A 13-year-old Kentucky girl who died hours after falling ill at her cheer competition was suffering from strep, her family has learned, two months after the sudden loss.
"Apparently, an underlying Strep infection overwhelmed her immune system with little or no warning, and catastrophic results," the family of eighth-grader Lilliana Schalck said in a statement. "We wouldn't wish this nightmare on anyone."
But Lilliana's family said in the statement that speaking publicly about her autopsy report "might help prevent a similar outcome for someone else."
"Lilliana would surely help if she could, and this is just an extension of that spirit."
Lilliana was warming up at her All-Star competition on Feb. 23 when her hands went numb and feet started tingling, her father, Dan Schalck, told ABC News in February.
"I kind of took her aside, was maybe going to get her some fluids," Schalck said. "She was just getting kind of weaker, just not acting herself."
Lilliana was rushed to the emergency room at Nationwide Children's Hospital.
"In the ICU they were working on her," her father said, referring to the intensive care unit. "At some point I was able to get close, hold her hand. At that point they just couldn't do anymore."
Within hours of falling ill, the 13-year-old was dead.
Lilliana turned out to have had a widespread infection due to group A Streptococcus (GAS), the same bacteria that causes strep throat, according to the autopsy report obtained by ABC News on Friday. The coroner cultured the bacteria from her blood, spinal fluid, meninges and lungs.
Although GAS more commonly causes minor infections like strep throat and impetigo (a superficial skin infection), it can also cause serious and life-threatening infections like cellulitis (a deeper skin infection), necrotizing fasciitis (so-called "flesh-eating" disease), pneumonia and toxic shock syndrome.
About 11,000 to 13,000 cases of invasive GAS disease occur each year in the United States, compared to the millions of non-invasive GAS infections, according to the CDC (Centers for Disease Control and Prevention). Anywhere from 1,100 to 1,600 people who develop an invasive GAS disease will die each year.
Meanwhile, Lilliana's family said that they remain "in shock as we navigate through the most difficult time imaginable -- we find new 'Firsts' and 'Lasts' every day."

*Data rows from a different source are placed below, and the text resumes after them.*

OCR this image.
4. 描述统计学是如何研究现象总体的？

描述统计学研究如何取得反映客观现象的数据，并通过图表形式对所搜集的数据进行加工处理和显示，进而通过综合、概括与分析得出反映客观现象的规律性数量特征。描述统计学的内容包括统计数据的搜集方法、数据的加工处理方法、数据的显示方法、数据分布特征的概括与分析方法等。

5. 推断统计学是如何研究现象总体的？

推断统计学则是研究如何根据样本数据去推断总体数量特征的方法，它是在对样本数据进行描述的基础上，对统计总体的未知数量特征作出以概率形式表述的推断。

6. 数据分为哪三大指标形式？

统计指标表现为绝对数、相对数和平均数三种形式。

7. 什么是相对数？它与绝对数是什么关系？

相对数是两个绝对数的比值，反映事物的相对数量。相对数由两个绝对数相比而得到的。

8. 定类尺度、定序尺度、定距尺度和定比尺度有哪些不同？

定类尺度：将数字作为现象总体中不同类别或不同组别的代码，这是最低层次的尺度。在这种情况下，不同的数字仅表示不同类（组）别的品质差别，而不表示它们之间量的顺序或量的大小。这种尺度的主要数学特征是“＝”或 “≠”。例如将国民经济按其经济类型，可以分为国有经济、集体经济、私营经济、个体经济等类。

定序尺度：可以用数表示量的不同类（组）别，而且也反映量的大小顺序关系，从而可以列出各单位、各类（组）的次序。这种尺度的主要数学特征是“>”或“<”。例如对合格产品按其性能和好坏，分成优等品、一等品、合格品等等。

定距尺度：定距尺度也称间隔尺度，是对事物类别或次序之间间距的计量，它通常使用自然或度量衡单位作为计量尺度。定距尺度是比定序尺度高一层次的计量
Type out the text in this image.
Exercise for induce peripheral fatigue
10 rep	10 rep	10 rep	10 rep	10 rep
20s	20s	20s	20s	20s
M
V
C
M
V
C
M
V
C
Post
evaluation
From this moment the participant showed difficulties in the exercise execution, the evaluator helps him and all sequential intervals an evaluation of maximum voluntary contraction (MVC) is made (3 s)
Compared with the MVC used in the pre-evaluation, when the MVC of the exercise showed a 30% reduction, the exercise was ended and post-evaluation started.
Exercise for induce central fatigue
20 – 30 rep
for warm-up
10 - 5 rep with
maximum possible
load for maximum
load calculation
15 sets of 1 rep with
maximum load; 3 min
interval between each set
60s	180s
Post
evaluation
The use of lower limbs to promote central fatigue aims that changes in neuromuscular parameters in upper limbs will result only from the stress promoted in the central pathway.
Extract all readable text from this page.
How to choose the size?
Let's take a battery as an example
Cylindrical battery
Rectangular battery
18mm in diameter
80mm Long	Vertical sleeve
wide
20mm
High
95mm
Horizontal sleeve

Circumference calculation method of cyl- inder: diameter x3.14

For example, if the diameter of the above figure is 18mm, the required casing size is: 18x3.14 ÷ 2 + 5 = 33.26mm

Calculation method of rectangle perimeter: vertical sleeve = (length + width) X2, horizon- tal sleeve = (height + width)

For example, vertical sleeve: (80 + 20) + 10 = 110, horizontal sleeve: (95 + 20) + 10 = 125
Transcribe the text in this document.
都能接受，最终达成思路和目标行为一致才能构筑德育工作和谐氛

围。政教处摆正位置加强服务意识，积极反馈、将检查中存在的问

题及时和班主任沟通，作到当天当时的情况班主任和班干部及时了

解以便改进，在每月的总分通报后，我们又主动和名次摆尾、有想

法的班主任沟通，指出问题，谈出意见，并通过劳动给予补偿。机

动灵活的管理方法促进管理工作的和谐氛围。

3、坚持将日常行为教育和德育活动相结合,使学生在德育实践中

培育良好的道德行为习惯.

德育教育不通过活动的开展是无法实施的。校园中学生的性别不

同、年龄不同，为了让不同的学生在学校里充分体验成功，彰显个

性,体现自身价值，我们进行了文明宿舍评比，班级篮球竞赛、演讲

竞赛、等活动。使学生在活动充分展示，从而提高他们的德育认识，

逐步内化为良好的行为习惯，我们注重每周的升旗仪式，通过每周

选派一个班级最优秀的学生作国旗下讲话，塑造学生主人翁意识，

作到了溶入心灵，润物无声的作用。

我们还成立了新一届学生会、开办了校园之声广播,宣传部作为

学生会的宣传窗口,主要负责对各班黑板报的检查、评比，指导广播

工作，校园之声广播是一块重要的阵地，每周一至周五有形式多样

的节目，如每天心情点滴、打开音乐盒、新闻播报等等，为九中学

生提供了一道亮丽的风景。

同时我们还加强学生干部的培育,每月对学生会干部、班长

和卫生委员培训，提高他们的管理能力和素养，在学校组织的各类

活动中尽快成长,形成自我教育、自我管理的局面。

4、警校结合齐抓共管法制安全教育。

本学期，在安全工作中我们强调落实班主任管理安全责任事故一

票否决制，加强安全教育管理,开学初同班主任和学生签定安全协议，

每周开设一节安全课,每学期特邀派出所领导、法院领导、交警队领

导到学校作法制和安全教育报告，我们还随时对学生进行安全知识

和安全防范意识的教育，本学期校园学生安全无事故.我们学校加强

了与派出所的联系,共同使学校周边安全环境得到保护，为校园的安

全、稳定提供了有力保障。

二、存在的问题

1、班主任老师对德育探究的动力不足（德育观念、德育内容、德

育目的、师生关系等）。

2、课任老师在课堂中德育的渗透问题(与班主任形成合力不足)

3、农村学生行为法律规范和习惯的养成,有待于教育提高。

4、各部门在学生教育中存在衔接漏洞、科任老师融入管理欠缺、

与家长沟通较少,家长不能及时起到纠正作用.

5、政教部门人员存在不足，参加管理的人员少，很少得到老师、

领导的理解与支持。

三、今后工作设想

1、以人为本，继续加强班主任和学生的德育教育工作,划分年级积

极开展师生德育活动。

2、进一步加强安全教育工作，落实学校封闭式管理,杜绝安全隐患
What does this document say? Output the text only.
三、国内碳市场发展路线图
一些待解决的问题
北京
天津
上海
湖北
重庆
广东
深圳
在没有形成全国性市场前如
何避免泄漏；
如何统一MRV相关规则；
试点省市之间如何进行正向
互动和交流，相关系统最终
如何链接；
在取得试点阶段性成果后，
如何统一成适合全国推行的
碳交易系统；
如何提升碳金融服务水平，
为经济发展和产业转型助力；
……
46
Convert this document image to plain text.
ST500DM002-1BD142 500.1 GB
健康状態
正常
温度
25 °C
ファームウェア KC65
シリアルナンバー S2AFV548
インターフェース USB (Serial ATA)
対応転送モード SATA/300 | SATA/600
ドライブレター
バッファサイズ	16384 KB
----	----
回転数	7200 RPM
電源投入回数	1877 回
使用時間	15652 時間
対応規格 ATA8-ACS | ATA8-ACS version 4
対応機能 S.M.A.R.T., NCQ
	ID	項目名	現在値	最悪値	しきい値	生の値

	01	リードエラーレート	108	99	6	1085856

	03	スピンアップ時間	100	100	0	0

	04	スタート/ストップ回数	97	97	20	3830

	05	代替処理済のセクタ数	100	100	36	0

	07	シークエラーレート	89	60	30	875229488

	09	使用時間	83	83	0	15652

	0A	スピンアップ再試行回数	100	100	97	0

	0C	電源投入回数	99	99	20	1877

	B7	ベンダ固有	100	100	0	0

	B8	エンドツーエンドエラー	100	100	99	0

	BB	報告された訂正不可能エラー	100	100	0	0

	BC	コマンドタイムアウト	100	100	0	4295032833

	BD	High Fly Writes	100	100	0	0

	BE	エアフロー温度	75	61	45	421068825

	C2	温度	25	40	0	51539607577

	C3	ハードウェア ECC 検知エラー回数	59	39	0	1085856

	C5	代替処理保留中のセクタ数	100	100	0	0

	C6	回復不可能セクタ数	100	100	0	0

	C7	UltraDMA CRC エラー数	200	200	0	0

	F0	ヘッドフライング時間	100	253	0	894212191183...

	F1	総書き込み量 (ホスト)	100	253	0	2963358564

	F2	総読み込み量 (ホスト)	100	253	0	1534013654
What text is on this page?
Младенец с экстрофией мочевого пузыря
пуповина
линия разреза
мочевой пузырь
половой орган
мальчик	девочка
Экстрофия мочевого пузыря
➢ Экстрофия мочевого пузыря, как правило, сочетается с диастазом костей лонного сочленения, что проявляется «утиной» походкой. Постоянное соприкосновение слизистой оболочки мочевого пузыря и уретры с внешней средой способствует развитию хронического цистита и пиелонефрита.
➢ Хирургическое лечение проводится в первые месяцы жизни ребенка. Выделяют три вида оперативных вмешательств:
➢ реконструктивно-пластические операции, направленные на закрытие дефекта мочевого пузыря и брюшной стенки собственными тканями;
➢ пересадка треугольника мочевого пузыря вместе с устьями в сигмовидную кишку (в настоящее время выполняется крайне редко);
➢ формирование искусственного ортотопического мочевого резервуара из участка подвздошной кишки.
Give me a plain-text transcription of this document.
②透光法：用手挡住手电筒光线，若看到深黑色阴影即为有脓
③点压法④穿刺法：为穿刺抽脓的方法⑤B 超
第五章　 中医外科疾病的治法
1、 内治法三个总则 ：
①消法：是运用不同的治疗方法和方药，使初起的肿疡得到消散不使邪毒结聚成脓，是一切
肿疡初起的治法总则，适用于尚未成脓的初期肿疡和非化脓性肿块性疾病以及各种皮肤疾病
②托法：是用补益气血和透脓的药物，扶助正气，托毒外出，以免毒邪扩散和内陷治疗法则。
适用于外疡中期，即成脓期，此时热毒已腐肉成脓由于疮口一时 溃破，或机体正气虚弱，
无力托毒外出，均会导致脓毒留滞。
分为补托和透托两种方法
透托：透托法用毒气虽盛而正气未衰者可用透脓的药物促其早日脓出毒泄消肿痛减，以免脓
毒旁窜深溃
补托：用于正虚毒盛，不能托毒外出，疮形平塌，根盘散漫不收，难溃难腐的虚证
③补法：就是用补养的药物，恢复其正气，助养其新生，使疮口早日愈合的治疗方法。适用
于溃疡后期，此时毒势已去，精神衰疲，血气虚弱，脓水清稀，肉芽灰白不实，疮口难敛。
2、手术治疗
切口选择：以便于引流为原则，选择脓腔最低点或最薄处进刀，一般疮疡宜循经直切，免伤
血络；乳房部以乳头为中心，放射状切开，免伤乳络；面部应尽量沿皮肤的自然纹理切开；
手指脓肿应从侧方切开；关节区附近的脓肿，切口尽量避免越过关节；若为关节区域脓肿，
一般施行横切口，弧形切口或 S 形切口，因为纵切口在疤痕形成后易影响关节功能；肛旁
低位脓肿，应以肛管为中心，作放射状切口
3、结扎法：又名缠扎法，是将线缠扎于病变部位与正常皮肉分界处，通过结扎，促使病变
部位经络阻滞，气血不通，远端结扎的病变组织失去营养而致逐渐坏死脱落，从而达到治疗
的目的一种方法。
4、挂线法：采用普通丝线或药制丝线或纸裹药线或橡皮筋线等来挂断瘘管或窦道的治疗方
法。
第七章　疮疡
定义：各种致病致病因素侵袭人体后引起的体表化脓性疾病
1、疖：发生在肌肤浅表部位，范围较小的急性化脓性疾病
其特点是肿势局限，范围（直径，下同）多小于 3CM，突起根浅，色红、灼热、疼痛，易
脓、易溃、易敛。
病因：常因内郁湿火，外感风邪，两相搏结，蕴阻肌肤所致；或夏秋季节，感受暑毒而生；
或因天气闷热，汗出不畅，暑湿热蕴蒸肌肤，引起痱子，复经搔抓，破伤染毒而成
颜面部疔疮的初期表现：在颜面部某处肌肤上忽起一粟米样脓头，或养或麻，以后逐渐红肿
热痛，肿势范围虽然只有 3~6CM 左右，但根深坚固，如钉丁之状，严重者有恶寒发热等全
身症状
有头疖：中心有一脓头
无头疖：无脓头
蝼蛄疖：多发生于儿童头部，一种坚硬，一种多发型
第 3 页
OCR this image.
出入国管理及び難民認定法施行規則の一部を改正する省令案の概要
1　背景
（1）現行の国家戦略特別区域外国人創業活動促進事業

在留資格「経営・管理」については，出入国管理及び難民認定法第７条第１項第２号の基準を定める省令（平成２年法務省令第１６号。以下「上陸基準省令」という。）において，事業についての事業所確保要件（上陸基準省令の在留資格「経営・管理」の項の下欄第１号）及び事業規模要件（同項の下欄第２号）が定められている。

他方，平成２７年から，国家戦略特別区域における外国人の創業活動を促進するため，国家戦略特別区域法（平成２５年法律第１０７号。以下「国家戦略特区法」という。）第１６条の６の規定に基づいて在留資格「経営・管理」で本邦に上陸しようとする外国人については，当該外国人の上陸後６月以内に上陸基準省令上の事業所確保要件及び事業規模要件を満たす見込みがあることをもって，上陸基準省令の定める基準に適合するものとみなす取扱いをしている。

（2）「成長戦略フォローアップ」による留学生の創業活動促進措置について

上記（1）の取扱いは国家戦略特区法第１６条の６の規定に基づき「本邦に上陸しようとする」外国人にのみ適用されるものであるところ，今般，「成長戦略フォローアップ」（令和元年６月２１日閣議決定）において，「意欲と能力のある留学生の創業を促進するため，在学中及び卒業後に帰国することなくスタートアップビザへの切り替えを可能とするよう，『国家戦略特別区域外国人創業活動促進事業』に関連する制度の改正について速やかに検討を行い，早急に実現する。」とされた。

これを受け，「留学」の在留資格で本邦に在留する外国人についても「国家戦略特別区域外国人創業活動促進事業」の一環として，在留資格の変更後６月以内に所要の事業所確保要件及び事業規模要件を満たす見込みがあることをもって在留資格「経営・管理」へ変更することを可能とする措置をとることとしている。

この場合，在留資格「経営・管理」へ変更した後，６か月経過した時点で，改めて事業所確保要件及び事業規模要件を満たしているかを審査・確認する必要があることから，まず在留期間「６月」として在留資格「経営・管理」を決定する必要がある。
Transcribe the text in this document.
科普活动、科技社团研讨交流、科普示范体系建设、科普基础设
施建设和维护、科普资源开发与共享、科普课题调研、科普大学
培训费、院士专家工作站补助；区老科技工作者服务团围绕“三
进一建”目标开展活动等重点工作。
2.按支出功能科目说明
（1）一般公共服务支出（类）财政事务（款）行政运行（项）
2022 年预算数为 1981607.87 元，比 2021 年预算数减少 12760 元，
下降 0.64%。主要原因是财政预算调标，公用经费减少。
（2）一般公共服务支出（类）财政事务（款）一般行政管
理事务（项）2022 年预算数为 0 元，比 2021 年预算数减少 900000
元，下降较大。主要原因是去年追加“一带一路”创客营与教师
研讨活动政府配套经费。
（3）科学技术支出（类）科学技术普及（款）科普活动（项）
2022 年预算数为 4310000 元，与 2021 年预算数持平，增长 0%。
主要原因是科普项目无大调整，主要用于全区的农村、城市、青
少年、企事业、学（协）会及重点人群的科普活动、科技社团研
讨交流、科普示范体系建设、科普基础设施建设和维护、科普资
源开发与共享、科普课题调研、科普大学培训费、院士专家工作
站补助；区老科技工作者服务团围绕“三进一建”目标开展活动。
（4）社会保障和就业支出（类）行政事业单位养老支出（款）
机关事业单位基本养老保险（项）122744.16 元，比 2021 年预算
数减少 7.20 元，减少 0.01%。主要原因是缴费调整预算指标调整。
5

The family also expressed "appreciation for the outpouring of love and support from her friends, teachers, coaches, and administrators at Highlands Middle and High Schools, her extended family at Premier Athletics, plus the entire cheer community across this whole country, and most of all the good people of Fort Thomas."
"We are so thankful, and honestly overwhelmed, by those that have reached out and continue to find new ways to support Lilliana's memory on an almost daily basis," the family said.